Because this action is not subject to notice-and-comment
requirements under the Administrative Procedure Act or any other
statute, it is not subject to the provisions of the Regulatory
Flexibility Act (5 U.S.C. 601 et seq.)
This rule also does not have tribal implications because it will
not have a substantial direct effect on one or more Indian tribes, on
the relationship between the Federal Government and Indian tribes, or
on the distribution of power and responsibilities between the Federal
Government and Indian tribes, as specified by Executive Order 13175 (65
FR 67249, November 9, 2000). This action also does not have Federalism
implications because it does not have substantial direct effects on the
states, on the relationship between the national government and the
states, or on the distribution of power and responsibilities among the
various levels of government, as specified in Executive Order 13132 (64
FR 43255, August 10, 1999). This action merely corrects an error, does
not impose any new requirements on sources or allow a state to avoid
adopting or implementing other requirements, and does not alter the
relationship or the distribution of power and responsibilities
established in the Clean Air Act (CAA). This rule also is not subject
to Executive Order 13045, ``Protection of Children from Environmental
Health Risks and Safety Risks'' (62 FR 19885, April 23, 1997), because
it is not economically significant and because the Agency does not have
reason to believe that the rule concerns an environmental health risk
or safety risk that may disproportionately affect children.
In reviewing SIP submissions, EPA's role is to approve state
choices, provided that they meet the criteria of the CAA. In this
context, in the absence of a prior existing requirement for the State
to use voluntary consensus standards (VCS), EPA has no authority to
disapprove a SIP submission for failure to use VCS. It would thus be
inconsistent with applicable law for EPA, when it reviews a SIP
submission, to use VCS in place of a SIP submission that otherwise
satisfies the provisions of the CAA. Thus, the requirements of section
12(d) of the National Technology Transfer and Advancement Act of 1995
(15 U.S.C. 272 note) do not apply. This rule does not impose an
information collection burden under the provisions of the Paperwork
Reduction Act of 1995 (44 U.S.C. 3501 et seq.).
Under 5 U.S.C. 801(a)(1)(A) as added by the Small Business
Regulatory Enforcement Fairness Act of 1996, EPA submitted a report
containing this rule and other required information to the U.S. Senate,
the U.S. House of Representatives and the Comptroller General of the
General Accounting Office prior to publication of this rule in today's
Federal Register.

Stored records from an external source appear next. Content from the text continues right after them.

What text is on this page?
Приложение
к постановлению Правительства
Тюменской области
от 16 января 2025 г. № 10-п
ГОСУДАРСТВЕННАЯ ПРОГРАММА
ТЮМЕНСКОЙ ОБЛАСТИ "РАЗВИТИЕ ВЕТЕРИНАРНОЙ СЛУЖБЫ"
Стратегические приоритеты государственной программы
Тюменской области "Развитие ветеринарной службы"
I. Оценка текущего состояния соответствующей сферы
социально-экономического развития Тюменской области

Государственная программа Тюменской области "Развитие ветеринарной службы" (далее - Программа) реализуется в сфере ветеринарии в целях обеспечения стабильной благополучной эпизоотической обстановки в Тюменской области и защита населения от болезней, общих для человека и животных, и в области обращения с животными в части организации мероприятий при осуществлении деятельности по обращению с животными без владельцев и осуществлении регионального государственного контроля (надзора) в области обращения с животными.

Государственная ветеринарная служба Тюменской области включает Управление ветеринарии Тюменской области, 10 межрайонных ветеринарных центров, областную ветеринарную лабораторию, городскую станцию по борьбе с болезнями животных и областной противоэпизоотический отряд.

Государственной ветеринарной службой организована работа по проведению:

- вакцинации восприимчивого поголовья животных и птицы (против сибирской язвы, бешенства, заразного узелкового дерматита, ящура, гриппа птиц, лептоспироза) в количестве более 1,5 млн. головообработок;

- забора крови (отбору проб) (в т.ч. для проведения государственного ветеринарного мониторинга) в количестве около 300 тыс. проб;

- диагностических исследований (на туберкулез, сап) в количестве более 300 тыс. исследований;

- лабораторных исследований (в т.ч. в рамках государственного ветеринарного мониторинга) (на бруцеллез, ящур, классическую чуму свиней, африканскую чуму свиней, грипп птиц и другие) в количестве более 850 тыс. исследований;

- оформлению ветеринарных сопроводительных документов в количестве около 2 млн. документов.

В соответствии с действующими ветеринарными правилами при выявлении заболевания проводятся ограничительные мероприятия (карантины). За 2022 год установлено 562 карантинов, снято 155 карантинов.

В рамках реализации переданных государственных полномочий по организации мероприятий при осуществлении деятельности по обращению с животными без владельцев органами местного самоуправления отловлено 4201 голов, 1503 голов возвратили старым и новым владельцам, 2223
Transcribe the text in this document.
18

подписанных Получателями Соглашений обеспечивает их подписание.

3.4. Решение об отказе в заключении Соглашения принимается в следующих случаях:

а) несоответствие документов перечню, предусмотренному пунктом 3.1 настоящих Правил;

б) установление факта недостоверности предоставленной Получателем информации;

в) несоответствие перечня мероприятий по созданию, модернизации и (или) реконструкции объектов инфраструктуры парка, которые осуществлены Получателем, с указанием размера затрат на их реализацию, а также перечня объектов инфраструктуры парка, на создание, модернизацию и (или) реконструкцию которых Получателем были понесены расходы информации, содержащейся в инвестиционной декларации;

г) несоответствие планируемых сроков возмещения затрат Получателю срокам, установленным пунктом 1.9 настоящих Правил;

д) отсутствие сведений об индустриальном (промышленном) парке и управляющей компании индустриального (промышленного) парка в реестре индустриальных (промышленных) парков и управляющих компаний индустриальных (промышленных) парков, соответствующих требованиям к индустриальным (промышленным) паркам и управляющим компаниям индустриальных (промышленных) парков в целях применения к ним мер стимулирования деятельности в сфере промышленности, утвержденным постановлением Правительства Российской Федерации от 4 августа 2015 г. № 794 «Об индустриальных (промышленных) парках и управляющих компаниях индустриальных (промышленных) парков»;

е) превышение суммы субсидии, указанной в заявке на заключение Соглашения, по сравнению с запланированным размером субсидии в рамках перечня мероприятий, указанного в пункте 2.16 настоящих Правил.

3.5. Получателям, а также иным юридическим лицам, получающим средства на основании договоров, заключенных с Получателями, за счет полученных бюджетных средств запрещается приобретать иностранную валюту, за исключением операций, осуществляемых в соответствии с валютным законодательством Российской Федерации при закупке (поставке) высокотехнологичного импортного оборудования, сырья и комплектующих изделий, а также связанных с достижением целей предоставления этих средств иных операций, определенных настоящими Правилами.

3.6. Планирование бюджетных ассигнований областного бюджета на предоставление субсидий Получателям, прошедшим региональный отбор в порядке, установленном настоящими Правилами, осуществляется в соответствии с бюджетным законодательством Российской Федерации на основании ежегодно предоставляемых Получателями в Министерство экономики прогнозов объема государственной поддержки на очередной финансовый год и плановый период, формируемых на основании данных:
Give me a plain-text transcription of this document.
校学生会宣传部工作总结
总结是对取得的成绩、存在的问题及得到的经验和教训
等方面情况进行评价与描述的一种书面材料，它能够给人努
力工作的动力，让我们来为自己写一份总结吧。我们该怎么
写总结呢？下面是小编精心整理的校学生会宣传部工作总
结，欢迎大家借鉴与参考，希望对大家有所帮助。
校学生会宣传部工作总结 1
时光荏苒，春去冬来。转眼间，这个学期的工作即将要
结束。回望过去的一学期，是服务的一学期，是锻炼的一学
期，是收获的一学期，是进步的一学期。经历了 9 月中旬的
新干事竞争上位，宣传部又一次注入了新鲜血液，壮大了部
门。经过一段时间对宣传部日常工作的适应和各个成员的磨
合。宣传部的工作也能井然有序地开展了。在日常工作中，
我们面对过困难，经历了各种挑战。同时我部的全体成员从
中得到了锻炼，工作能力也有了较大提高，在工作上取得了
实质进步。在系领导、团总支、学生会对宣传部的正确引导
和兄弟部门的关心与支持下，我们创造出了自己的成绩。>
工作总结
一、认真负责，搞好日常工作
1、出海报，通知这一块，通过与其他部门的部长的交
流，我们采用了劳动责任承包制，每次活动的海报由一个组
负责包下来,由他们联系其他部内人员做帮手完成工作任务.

This rule is not a ``major rule'' as defined by 5
U.S.C. 804(2).
Under section 307(b)(1) of the CAA, petitions for judicial review
of this action must be filed in the United States Court of Appeals for
the appropriate circuit by October 29, 2007. Filing a
[[Page 49204]]
petition for reconsideration by the Administrator of this final rule
does not affect the finality of this rule for the purposes of judicial
review nor does it extend the time within which a petition for judicial
review may be filed, and shall not postpone the effectiveness of such
rule or action. This action may not be challenged later in proceedings
to enforce its requirements. (See section 307(b)(2) of the CAA.)
List of Subjects in 40 CFR Part 52
Environmental protection, Air pollution control, Incorporation by
reference, Intergovernmental relations, Ozone, Reporting and
recordkeeping requirements, Volatile organic compounds.
Dated: August 10, 2007.
Laura Yoshii,
Acting Regional Administrator, Region IX.
0
Part 52, chapter I, title 40 of the Code of Federal Regulations is
amended as follows:
PART 52--[AMENDED]
0
1. The authority citation for part 52 continues to read as follows:
Authority: 42 U.S.C. 7401-7671q.
Subpart F--California
0
2. Section 52.220 is amended by redesignating paragraph (c)(347) (as
added on August 1, 2007 at 73 FR 41894), as paragraph (c)(348) and by
revising newly designated paragraph (c)(348) introductory text to read
as follows:
Sec. 52.220 Identification of plan.
* * * * *
(c) * * *
(348) New and amended rules for the following APCDs were submitted
on December 29, 2006, by the Governor's designee.